LONDON, UK, 15th January 2026, ZEX PR WIRE, Stelios Tzellos, Ph.D., is the co-author of multiple peer-reviewed research studies focused on gene regulation by the Epstein-Barr virus (EBV), particularly the molecular differences between EBV type 1 and type 2 strains. His contributions to the field of viral oncology and transcriptional regulation were developed during his doctoral training at Imperial College London, where he earned a Ph.D. in Molecular Biology following undergraduate and master’s degrees in Biochemistry.

His work has been published in journals such as the Journal of General Virology, where he is listed as first author on the 2014 study titled “EBV EBNA-2 type 1 and type 2 proteins induce expression of the cellular CXCR7 and EBI2 genes through a mechanism involving a common motif in their transactivation domains.” This study is indexed in PubMed under PMID 25436768.

The study investigates how a single amino acid substitution (S442D) in the EBNA-2 protein from EBV type 2 can convert it to a phenotype more similar to that of type 1 EBNA-2, which is more efficient at transforming B cells. The findings contribute to the understanding of how sequence variation in viral proteins can lead to differences in their ability to activate both viral and host cell genes involved in cell proliferation and transformation.

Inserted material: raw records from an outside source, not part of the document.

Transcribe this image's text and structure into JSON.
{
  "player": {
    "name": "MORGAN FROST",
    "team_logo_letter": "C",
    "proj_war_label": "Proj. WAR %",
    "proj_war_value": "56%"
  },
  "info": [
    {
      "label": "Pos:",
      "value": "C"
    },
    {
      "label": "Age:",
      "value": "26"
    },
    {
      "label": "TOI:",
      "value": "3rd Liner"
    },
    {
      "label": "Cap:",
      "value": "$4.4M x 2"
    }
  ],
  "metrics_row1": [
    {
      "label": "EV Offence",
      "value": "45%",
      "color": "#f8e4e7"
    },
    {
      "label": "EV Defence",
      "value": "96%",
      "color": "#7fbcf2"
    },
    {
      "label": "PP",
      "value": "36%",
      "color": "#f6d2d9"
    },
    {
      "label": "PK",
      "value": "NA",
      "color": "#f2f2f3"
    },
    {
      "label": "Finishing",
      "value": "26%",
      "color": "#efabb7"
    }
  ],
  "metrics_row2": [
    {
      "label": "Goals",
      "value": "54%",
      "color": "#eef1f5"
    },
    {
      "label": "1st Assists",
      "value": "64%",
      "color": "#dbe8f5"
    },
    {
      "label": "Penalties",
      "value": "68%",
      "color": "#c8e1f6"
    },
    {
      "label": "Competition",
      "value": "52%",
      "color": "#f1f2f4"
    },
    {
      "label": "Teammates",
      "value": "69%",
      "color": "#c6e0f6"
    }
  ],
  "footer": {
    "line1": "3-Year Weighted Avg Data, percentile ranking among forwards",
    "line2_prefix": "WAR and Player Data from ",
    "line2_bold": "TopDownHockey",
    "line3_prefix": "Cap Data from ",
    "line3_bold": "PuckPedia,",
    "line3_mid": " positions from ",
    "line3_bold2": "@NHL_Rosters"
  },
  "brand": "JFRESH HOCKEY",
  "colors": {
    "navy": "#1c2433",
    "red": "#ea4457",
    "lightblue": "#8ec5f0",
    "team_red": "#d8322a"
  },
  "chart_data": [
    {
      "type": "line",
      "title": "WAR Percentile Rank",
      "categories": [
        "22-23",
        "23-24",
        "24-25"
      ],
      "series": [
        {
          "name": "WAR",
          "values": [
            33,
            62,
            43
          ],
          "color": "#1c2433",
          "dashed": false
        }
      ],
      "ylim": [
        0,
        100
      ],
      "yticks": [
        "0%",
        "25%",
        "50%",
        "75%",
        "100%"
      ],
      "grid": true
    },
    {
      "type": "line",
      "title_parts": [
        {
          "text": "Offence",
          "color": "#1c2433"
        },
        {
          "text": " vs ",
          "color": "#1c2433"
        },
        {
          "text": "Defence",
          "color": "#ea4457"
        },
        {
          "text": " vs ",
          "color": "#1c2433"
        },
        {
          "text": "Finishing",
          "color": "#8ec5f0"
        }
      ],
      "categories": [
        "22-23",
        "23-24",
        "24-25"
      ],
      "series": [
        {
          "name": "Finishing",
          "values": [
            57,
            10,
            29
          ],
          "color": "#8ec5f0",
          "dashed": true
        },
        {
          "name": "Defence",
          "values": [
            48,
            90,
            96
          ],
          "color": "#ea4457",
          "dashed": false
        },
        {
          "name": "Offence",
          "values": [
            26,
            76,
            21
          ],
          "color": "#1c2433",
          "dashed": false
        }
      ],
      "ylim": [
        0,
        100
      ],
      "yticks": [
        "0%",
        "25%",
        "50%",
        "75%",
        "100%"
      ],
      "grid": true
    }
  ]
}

The researchers found that type 1 EBNA-2 induced stronger activation of the viral LMP-1 gene and the cellular CXCR7 gene, both of which are associated with enhanced B-cell growth and survival. Using chromatin immunoprecipitation (ChIP) assays, the study showed that type 1 EBNA-2 had stronger binding to regulatory regions of these genes compared to type 2 EBNA-2. Motif analysis identified an ETS-IRF composite element that may account for these differences in transcriptional activation.

This work adds to the field’s understanding of how EBV contributes to the development of lymphoproliferative diseases and certain types of cancer. The research has implications for the study of viral oncogenesis and may inform future therapeutic approaches that target EBV-mediated signaling pathways.

In addition to the 2014 study, Stelios Tzellos is listed as a co-author on other EBV-related publications that investigate the molecular basis of differential gene activation by EBNA-2. These include contributions to studies that used 5′ RACE to identify transcription start sites in EBNA-2-regulated genes and that evaluated how amino acid changes influence protein-DNA interactions at key promoter regions.

During his time at Imperial College London, Dr. Tzellos worked in a laboratory environment applying molecular biology techniques such as site-directed mutagenesis, luciferase reporter assays, and chromatin immunoprecipitation to explore these mechanisms. His work involved generating and testing EBNA-2 variants to better understand how small sequence changes can result in functional differences in gene expression.

Although he transitioned to a career in pharmaceutical analytics and forecasting after completing his Ph.D., Dr. Tzellos’ academic work continues to be cited in molecular virology and EBV-related research. His publications remain part of the foundational literature exploring the transcriptional control functions of EBV nuclear antigens and their relevance to B-cell biology.

For access to the full publication, readers may refer to:
PubMed: PMID 25436768

Dr. Tzellos currently resides in the United Kingdom and continues to work in the pharmaceutical sector in analytics roles. His early scientific work in viral gene regulation continues to inform his approach to evidence evaluation and scientific rigor.